Re: Crash Proof Apple Lossless
Re: Crash Proof Apple Lossless
- Subject: Re: Crash Proof Apple Lossless
- From: Dominic Feira <email@hidden>
- Date: Mon, 17 Nov 2008 14:42:28 -0500
Thanks for jumping in on this Bill. This sounds like a start. I would
really love it if the packet table entries and packet data were
written sequentially during recording. So we would have:
[packet info | packet data] [ packet info | packet data]
And then when the file is closed or after an AudioFileOptimize a full
packet table is built and a unified data is built. Then it would be
like this (which is how it currently is):
[packet table] [audio data]
I don't know if CAF is flexible enough to handle this arrangement
without breaking compatibility. This way the maximum amount of audio
that would be lost in the case of a crash would be one packet's
worth. Granted, AudioFileOptimize would have more work to do, but the
recording would be much more resilient. Perhaps AudioFileOptimize
would create a single packet table for efficiency when opening the
file and leave the redundant information in tact. Relative to the
size of the audio data being written the overhead is minimal and imo
well worth it.
What you have suggested sounds much better than the status quo.
Dominic Feira / Code Monkey / Ambrosia Software, Inc. -- http://www.AmbrosiaSW.com
On Nov 17, 2008, at 2:07 PM, William Stewart wrote:
ok - so I think we can add something here that might mitigate this
For non-VBR data, CAF is "crash - proof".
The problem for VBR is that we have a packet table external to the
audio data that needs to be written to the file. We don't do this as
a matter of course because it means seeking the disc every time you
write it (it is not contiguous with the audio data).

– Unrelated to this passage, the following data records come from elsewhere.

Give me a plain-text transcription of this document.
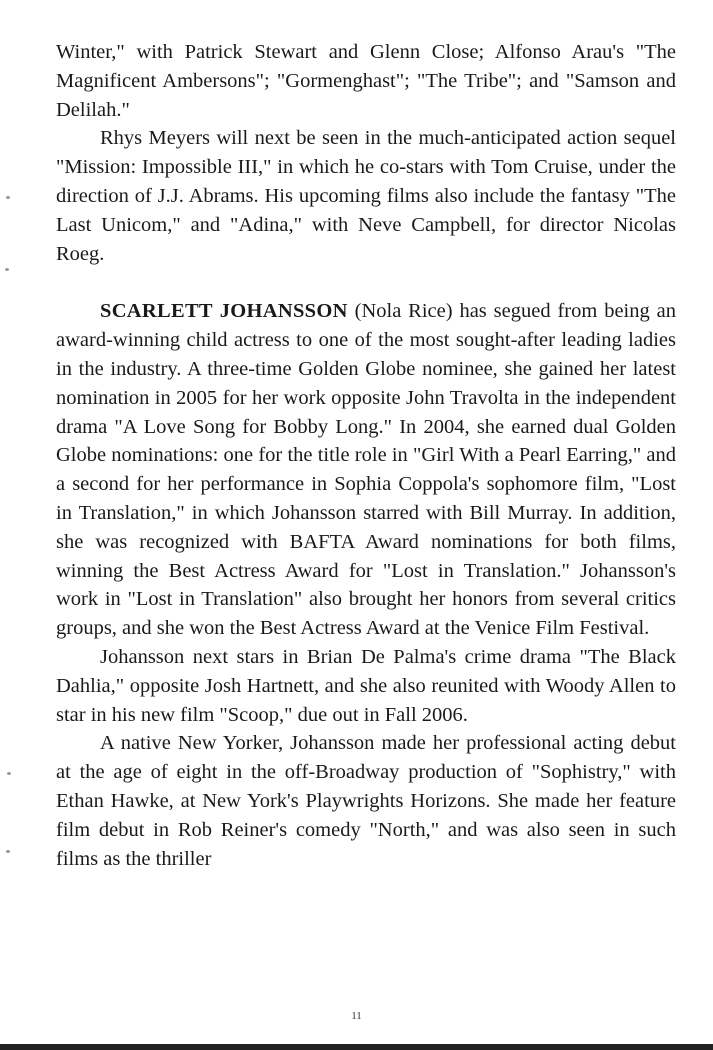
Winter," with Patrick Stewart and Glenn Close; Alfonso Arau's "The Magnificent Ambersons"; "Gormenghast"; "The Tribe"; and "Samson and Delilah."

Rhys Meyers will next be seen in the much-anticipated action sequel "Mission: Impossible III," in which he co-stars with Tom Cruise, under the direction of J.J. Abrams. His upcoming films also include the fantasy "The Last Unicom," and "Adina," with Neve Campbell, for director Nicolas Roeg.

SCARLETT JOHANSSON (Nola Rice) has segued from being an award-winning child actress to one of the most sought-after leading ladies in the industry. A three-time Golden Globe nominee, she gained her latest nomination in 2005 for her work opposite John Travolta in the independent drama "A Love Song for Bobby Long." In 2004, she earned dual Golden Globe nominations: one for the title role in "Girl With a Pearl Earring," and a second for her performance in Sophia Coppola's sophomore film, "Lost in Translation," in which Johansson starred with Bill Murray. In addition, she was recognized with BAFTA Award nominations for both films, winning the Best Actress Award for "Lost in Translation." Johansson's work in "Lost in Translation" also brought her honors from several critics groups, and she won the Best Actress Award at the Venice Film Festival.

Johansson next stars in Brian De Palma's crime drama "The Black Dahlia," opposite Josh Hartnett, and she also reunited with Woody Allen to star in his new film "Scoop," due out in Fall 2006.

A native New Yorker, Johansson made her professional acting debut at the age of eight in the off-Broadway production of "Sophistry," with Ethan Hawke, at New York's Playwrights Horizons. She made her feature film debut in Rob Reiner's comedy "North," and was also seen in such films as the thriller

11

So, a strategy that we think will work is the following:
(1) Before you start recording, set the audio file property to
reserve duration to be longer than you would expect to record
(2) Introduce a notion that will allow the application to flush the
packet table (and any other state that would make the file well
constructed) without changing the file's general layout. Optimise
currently has the notion of making the file as small, compact and
well laid out as possible - so even if you reserve a duration it
will potentially move data to make an optimal file for these criteria
We would have to add something like this, and if we did, I would
imagine the application's responsibility would be to periodical call
an API on audio file to carry out this task.
Does that seem useful?
Bill
On Nov 16, 2008, at 10:13 AM, Dominic Feira wrote:
This is what I am finding out from experimentation. It is crash
proof with formats that don't have a packet table. It looks like I
may end up writing my own file format to contain the apple lossless.
-- Dominic Feira
On Nov 15, 2008, at 8:48 PM, Brian Willoughby wrote:
I believe that CAF was designed to be crash-proof. Check the
specification, available from Apple, or perhaps someone else here
can confirm. I believe that only SDII and CAF are crash-proof.
However, if you're using CAF to hold Apple Lossless encoding, then
I'm not sure whether the crash-proof feature would be fully
possible. On that note, I'm not sure that any compressed coding
will preserve as much audio data during a crash as an uncompressed
coding. You may have to choose between the space-savings of
compression and the reliability of a fully crash-proof format.
Brian Willoughby
Sound Consulting
On Nov 15, 2008, at 16:53, Dominic Feira wrote:
On Nov 15, 2008, at 3:03 PM, tahome izwah
2008/11/14 Dominic Feira <email@hidden>:
Hi. I rely quite heavily on Apple Lossless audio. I would like
to crash
proof recording to Apple Lossless. MPEG-4, CAF, and QuickTime
Movie all
require that the file is closed properly in order to open them.
Just curious: Where did you get that info from?
We're accessing files that are open for writing from a separate
ExtAudioFile instance (for reading) without problems in one of our
apps. You might need to call AudioFileOptimize() to flush data to
the
file before you can read them but other than that we've not had any
problems with it...
--th
My concern is recovering from a crash. In all of the mentioned
formats if the app crashes before the file is closed the packet
table is never written to the file. It isn't possible to flush
data to the file if the app has crashed.